FIG. 3 is a plan view illustrating the construction of a conventional amorphous silicon (hereinafter referred to as a-Si) solar cell in which solar cell unit elements are connected in series on an insulating substrate plate, each solar cell unit element comprising a transparent electrode layer, an a-Si layer as an amorphous semiconductor layer, and a conductive printed electrode layer as a back electrode layer, superposed in this order. As illustrated, this a-Si solar cell comprises a single glass substrate plate 1 and, superposed thereon, a transparent electrode layer 2 (21-23), an a-Si layer 3 (31-33), and a conductive printed electrode layer 4 (41-43), thus forming a plurality of solar cell unit elements. These solar cell unit elements are connected in series by bringing the conductive printed electrode layer in an element into contact with the transparent electrode layer of an adjacent element.
In manufacturing this kind of solar cell, a transparent conductive film, such as an ITO (indium tin oxide) or SnO.sub.2 (tin oxide) film or the like, is first formed over a glass substrate plate 1 at a thickness of about 500 to 10,000 .ANG. by electron beam vapor deposition, sputtering, or the thermal CVD process. A transparent electrode layer 2 is then formed by patterning the transparent conductive film by means of a laser beam, or by forming a patterned photoresist on the transparent conductive film by photolithography and subjecting the resulting transparent conductive film to etching.

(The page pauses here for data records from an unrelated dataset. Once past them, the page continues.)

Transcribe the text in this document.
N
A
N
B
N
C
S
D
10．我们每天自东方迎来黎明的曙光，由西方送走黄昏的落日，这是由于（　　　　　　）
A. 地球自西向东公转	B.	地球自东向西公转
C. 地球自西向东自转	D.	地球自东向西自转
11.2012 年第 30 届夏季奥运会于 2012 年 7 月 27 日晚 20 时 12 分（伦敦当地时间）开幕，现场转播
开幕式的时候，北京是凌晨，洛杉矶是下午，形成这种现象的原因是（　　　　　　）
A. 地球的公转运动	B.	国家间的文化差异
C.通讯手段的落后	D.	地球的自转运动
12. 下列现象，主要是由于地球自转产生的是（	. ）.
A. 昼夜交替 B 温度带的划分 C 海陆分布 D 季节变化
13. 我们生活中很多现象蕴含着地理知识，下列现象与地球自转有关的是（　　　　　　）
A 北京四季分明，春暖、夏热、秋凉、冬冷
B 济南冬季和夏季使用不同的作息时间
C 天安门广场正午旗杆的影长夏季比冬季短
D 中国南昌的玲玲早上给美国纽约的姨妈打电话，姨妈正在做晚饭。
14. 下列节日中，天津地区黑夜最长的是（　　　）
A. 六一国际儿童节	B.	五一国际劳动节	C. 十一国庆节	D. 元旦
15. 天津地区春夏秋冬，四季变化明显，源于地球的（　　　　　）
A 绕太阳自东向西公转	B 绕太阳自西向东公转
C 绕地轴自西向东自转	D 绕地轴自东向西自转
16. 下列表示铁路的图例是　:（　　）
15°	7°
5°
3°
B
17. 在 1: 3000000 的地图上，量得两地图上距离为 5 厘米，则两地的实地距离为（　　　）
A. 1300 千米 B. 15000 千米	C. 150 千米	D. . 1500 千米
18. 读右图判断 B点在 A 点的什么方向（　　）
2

An a-Si layer 3 is then formed, for example, by depositing on the transparent electrode layer 2 a p-type a-Si layer at a thickness of about 200 .ANG., an undoped a-Si layer at 0.2-1 .mu.m, and an n-type a-Si layer at about 500 .ANG., by the plasma discharge decomposition of silane gases. The p-type a-Si is obtained by doping boron and carbon, while the n-type a-Si is obtained by doping phosphorus. The thus-formed a-Si layer 3 is patterned, or divided, into regions 31, 32, and 33 by means of a laser beam. Subsequently, a patterned conductive back electrode layer 4 is formed by printing to prepare a solar cell.
If, in the above process, a YAG laser beam used to pattern the transparent conductive film and having a wavelength of 1.06 .mu.m is used for the patterning of the a-Si layer, the power of the laser beam should be heightened because of the low absorbance of the a-Si layer, and patterning of the a-Si layer with such a higher-power laser beam damages the transparent electrode layer at the regions 26 and 27 shown in FIG. 3 which are exposed to the laser beam. In order to avoid such a problem, a YAG laser beam with a wavelength of 0.53 .mu.m, which is well absorbed by a-Si layers, has conventionally been used for the patterning of a-Si layers. Therefore, conventional patterning has been disadvantageous in that the laser necessarily has a complicated structure because it should be so constructed as to emit laser beams with different wavelengths respectively suited for transparent conductive films and a-Si layers, and that good reproducibility is not obtained because reflectance varies depending on the state of a-Si layer surfaces.